Makam tersebut dirusak pada bagian nisan yang berwujud lempengan plakat marmer asli sejak filsuf asal Jerman ini disemayamkan pada 1883. Nama “Marx” dalam plakat itu terlihat berusaha dihapus.
Tidak dapat dipastikan kapan makam Marx dirusak. Kerusakan pertama kali diketahui pada Senin (4/2) sore. Namun, foto-foto di media sosial yang diunggah para pengunjung beberapa waktu sebelumnya menunjukkan aksi perusakan bisa jadi lebih lama.
“Jika itu perbuatan orang yang amat anti-marxis, mereka bisa melakukan jauh lebih baik dengan mencoba mengubah pendapat orang ketimbang hanya menghancurkan monumen. Tindakan seperti itu tidak akan memenangkan simpati siapapun yang anti-marxis,” kata Ian Dungavell, Kepala Friends of Highgate Cemetery Trust, seperti dikutip The Guardian.

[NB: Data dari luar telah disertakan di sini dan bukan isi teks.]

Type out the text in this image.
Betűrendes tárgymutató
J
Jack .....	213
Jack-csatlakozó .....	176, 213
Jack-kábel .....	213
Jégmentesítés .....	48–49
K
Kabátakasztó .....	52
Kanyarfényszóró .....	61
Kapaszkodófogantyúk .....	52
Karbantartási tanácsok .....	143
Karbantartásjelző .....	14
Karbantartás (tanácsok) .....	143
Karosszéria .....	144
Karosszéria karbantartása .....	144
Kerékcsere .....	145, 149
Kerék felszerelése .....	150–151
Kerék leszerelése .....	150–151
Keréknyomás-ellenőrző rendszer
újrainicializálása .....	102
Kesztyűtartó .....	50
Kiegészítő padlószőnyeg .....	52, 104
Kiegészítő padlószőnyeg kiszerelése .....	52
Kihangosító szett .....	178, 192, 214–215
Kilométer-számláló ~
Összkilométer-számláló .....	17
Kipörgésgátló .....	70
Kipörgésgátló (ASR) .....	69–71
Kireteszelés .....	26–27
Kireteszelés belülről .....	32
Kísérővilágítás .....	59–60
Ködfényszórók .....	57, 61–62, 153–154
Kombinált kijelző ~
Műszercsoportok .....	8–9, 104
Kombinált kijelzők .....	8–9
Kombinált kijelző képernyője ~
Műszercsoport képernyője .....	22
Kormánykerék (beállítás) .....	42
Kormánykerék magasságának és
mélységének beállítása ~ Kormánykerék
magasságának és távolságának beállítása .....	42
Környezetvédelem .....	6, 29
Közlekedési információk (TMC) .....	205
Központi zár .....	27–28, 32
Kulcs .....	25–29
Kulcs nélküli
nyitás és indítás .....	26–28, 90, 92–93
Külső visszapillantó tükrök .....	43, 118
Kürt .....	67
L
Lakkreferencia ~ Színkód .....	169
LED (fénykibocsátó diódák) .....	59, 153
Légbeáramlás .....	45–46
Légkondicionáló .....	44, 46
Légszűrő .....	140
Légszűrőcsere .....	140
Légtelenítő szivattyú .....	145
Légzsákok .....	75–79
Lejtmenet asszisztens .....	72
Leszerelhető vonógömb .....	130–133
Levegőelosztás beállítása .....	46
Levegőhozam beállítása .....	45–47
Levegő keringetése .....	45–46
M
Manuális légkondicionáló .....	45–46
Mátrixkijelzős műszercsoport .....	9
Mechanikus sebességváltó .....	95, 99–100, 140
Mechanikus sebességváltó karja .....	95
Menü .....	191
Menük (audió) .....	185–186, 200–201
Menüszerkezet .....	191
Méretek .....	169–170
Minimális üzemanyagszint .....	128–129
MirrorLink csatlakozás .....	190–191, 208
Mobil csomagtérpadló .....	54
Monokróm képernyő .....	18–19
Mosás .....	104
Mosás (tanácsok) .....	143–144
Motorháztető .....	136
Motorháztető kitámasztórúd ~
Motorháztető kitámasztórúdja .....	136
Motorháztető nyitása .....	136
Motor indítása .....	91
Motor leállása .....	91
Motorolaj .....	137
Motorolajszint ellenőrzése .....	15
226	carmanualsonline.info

Jadi Sumber Inspirasi Gerakan hingga Didatangi Fadli Zon
Makam Karl Marx mulanya hanya dihiasi lempengan plakat marmer. Pada 1954, marmer tersebut dimasukkan ke dalam monumen bertuliskan “Buruh Sedunia, Bersatulah,” yang diambil dari penutup teks Manifesto Komunis (1948). Di atas monumen, tampak patung kepala Marx yang terbuat dari perunggu.
Selain Marx, kompleks makam ini juga didiami istrinya, Jenny von Westphalen, beserta anggota keluarga yang lain seperti Eileen Marx (putri) hingga Harry Longuet (cucu).
Dua tahun usai dipindah, makam Marx lantas diresmikan. Acara peresmian makam dipimpin oleh Harry Pollitt, Sekretaris Jenderal Partai Komunis Britania Raya, serta dihadiri beberapa perwakilan dari Uni Soviet dan Republik Rakyat Tiongkok.
Keseluruhan desain makam, mulai dari teks, pemilihan ornamen, hingga kaligrafi, dirancang oleh Laurence Bradshaw, pematung, pelukis, sekaligus anggota Partai Komunis Britania Raya. Semua pendanaan berasal iuran yang difasilitasi Partai Komunis sejak 1955.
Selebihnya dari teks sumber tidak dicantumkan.